Alderete menebus kesalahannya itu pada menit 48 lewat sebuah tendangan jarak jauh. Namun, gol tersebut hanya menjadi hiburan. Brasil menambah satu gol sebelum pertandingan selesai melalui eksekusi penalti Paqueta pada menit 90+1. Mereka kembali mendapat hadiah 12 pas berkat handball yang kali ini dilakukan Mathias Villasanti. Paqueta tetap melepaskan tendangan dengan teknik stutter. Ia bahkan menaruh bola ke arah yang sama. Namun, lajunya lebih rendah dan pelan. Ia pun sukses mengecoh Rodrigo Morinigo yang meloncat ke sisi berlawanan. Sebagai catatan, Paraguay menyudahi pertandingan dengan sepuluh orang. Meski sudah mengantongi kartu kuning, Cubas menerima kartu merah langsung pada menit 81 akibat menendang Douglas Luiz usai sama-sama terjatuh ketika berduel.
3. Lucas Paqueta mencetak gol dan assist sebagai pengganti pada 31 Mei 2026
Laga ketiga ketika Lucas Paqueta menciptakan gol dan assist untuk Brasil terjadi pada 31 Mei 2026. Hebatnya, ia melakukannya sebagai pengganti.
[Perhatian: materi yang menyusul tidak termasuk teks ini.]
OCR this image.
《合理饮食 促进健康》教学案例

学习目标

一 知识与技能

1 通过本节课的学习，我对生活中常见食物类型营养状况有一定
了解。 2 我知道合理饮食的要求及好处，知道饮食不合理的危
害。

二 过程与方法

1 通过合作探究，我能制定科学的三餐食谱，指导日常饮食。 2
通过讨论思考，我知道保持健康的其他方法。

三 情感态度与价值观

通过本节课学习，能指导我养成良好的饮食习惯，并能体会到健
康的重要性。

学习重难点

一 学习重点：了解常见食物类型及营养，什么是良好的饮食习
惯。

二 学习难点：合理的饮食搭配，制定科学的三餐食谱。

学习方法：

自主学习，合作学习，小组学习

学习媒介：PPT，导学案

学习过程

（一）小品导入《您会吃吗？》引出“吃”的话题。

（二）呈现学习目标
Mereka beruji coba dengan Panama di kandang, Estadio Jornalista Mario Filho, sebagai bagian dari persiapan menghadapi Piala Dunia 2026. Paqueta baru bermain mulai babak kedua setelah menggantikan Bruno Guimaraes. Ketika masuk lapangan, timnya sudah unggul 2-1 berkat gol Vinicius Junior (2’) dan Casemiro (39’). Sementara, satu gol Panama dibuat Amir Murillo (14’).
Rayan mencetak gol ketiga Brasil pada menit 53. Paqueta kemudian mencatatkan namanya di papan skor 7 menit berselang. Ia menyelesaikan umpan tarik dari Douglas Santos dengan tendangan kaki kiri kencang di dalam kotak penalti. Igor Thiago membuat Brasil unggul 5-1 pada menit 65 usai mengeksekusi hadiah penalti yang berasal dari pelanggaran Orlando Mosquera kepadanya. Danilo Santos lantas menciptakan gol pemungkas Brasil pada menit 81. Ia mendapat umpan lob terukur dari Paqueta. Panama menambah satu gol hiburan lewat Carlos Harvey pada menit 84.
Tiga laga di atas merupakan gambaran dari peran krusial yang bisa dimainkan Lucas Paqueta di Timnas Brasil. Ia mampu menjadi kreator maupun penuntas peluang. Sang pelatih, Carlo Ancelotti, tentu berharap kualitas terbaik anak asuhnya itu dapat keluar di Piala Dunia 2026 demi mengejar target juara.